The following exceptions were noted during our testing of the Special Trust Fund:

 

·           Eleven of twenty (55%) disbursements tested, totaling $2,201, were missing supporting documentation; seven disbursements were missing a voucher or invoice, three disbursements were missing a disbursement request, and two disbursements did not have any supporting documentation.

 

·           Seven of twenty (35%) disbursements tested, totaling $340, did not have indication of approval.

 

·           Four of twenty (20%) receipts tested, totaling $138, could not be traced from the receipts journal to the bank statement.

 

·           Two of twenty (10%) individual items on deposit slips tested, totaling $46, could not be traced from the bank statement to the receipt documentation.

 

The following exceptions were noted during our testing of the Recipient Trust Fund:

 

·           Twenty of 100 (20%) disbursements tested, totaling $11,514, were missing supporting documentation; sixteen disbursements did not have a disbursement request, two disbursements were missing invoices, and four disbursements did not have any supporting documentation.

 

·           Twenty-nine of 100 (29%) disbursements tested, totaling $13,511, did not have indication of approval.

 

·           Fourteen of 100 (14%) disbursements tested, totaling $2,643, were not stamped that they were paid.

 

·           One of twenty receipts (5%) tested, totaling $25, could not be traced from the receipts journal to the bank statement.

 

      Center management stated it does not currently have procedures in place that require documentation of approval of disbursements and supporting documentation may have been misplaced when someone was temporarily filling in for the person that oversees the locally held funds.  Center management further stated some receipts could not be traced to the bank statement because cash receipts are deposited together and there is not a breakdown on the deposit slip for cash.  Additionally, the accountant supervisor position was vacated for most of the examination period.  (Finding 3, pages 14-16)

 

      We recommended the Center develop and implement internal controls to ensure that disbursements from the fund have adequate supporting documentation, are properly approved, are properly recorded in cash disbursements and receipts logs and are periodically reconciled to the unexpended cash balance by an individual independent of the receipt and disbursement process.

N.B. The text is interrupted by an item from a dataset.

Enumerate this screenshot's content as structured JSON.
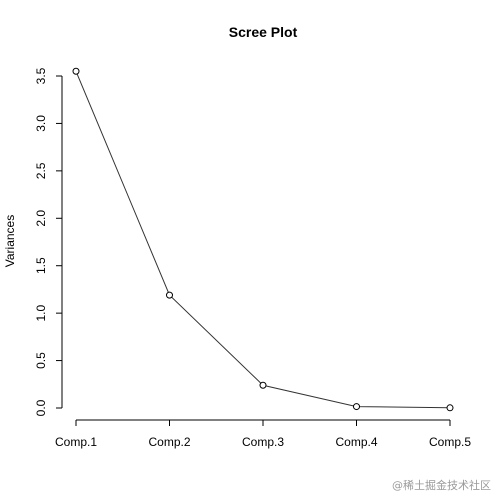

      Center officials agreed with our recommendations and stated the Center will strengthen controls over locally-held funds to ensure proper supporting documentation, approvals, recording of transactions, reconciliation and segregation of duties.  The vacant Accountant Supervisor position has been filled and will oversee maintenance of the locally-held funds.

 

OTHER FINDINGS

 

      Department and Center management indicated that they are addressing the remaining findings and taking appropriate corrective action.  We will review the Center’s progress toward implementation of our recommendations in our next compliance examination. 

 

 

AUDITORS’ REPORT

 

      We conducted a limited scope compliance examination of the Center as required by the Illinois State Auditing Act.  We also performed certain agreed upon procedures with respect to the accounting records of the Center to assist our financial audit of the entire Department.  Financial statements for the Department will be presented in that report.

     

_____________________________________

WILLIAM G. HOLLAND, Auditor General

 

WGH:aks

 

SPECIAL ASSISTANT AUDITORS

 

      Our special assistant auditors were Kemper CPA Group, LLP.